Hideyuki Saio expects that "the core will collapse a few tens of years after the carbon exhaustion."
Some experts from Konkoly Observatory in Hungary state that Betelgeuse might have some thousand more years.
"One of the coolest things about Betelgeuse is that we’re watching the final stages of big star evolution play out almost in real-time for us, which we’ve never really been able to study in this much depth before," said Dr Sara Webb, an astrophysicist at Swinburne University of Technology in Australia.
László Molnár replied to the result with their findings that Betelgeuse is in the earlier helium-burning stage of its lifecycle.
Brightness of Betelgeuse
According to the scientists, Betelgeuse’s brightness varies over time, most predominantly following a 400-day-long cycle.
But the change in its brightness was observed beyond normal variations.
Astronomers maintain that the dimming of the red supergiant is because of the ejection of a huge matter which turned into dust after cooling down, hence blocking the star’s light.
This would have resulted in internal flow turbulence of the plasma of the star including the magnetic field.
It is a red superstar with an age of at least eight million years. It is believed to be in the last stages of its life cycle, having burned through the hydrogen in its core.
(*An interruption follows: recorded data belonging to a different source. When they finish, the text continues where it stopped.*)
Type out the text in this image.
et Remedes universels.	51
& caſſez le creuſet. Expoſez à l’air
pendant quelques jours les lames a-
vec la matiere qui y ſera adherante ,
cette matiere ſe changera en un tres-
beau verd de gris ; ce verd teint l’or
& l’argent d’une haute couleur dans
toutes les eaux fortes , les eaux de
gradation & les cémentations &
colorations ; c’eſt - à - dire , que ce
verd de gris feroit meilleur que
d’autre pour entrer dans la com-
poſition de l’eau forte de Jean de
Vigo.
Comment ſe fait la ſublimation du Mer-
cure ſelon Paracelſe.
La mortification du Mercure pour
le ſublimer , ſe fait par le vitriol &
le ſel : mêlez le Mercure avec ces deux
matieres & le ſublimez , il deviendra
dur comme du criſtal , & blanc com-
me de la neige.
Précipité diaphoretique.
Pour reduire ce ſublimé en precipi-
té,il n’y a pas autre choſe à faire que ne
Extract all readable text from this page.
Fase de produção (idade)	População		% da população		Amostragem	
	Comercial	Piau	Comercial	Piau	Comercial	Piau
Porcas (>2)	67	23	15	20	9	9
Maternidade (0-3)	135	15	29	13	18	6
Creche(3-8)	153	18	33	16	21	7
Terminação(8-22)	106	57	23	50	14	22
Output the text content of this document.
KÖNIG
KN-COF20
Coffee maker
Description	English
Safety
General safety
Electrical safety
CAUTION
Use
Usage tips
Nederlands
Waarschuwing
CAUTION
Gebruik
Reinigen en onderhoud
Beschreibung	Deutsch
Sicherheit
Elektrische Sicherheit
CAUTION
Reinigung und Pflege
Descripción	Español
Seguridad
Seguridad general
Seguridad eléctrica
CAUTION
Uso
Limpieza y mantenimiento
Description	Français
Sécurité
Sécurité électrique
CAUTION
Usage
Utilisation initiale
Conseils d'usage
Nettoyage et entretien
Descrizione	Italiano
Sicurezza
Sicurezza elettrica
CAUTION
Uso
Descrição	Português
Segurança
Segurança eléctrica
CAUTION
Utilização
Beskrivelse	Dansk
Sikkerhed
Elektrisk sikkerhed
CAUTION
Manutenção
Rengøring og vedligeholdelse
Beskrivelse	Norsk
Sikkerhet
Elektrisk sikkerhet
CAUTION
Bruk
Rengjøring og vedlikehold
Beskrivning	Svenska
Their life is spent by converting hydrogen into helium as their fuel. This energy prevents the star from collapsing under its own weight.
When a star runs out of hydrogen, then helium starts to burn into carbon which causes swelling in a star.
As all the fuel is burned out, and the remaining elements do not form fuel, against their own weight, the core collapses to form a solid neutron star, which the inrush of surrounding gas rebounds against to form a supernova.
If the star is in its carbon-burning phase, as Saoi predicts, then it could be on the shorter end of that, though it may still take several more centuries to burn through its remaining carbon.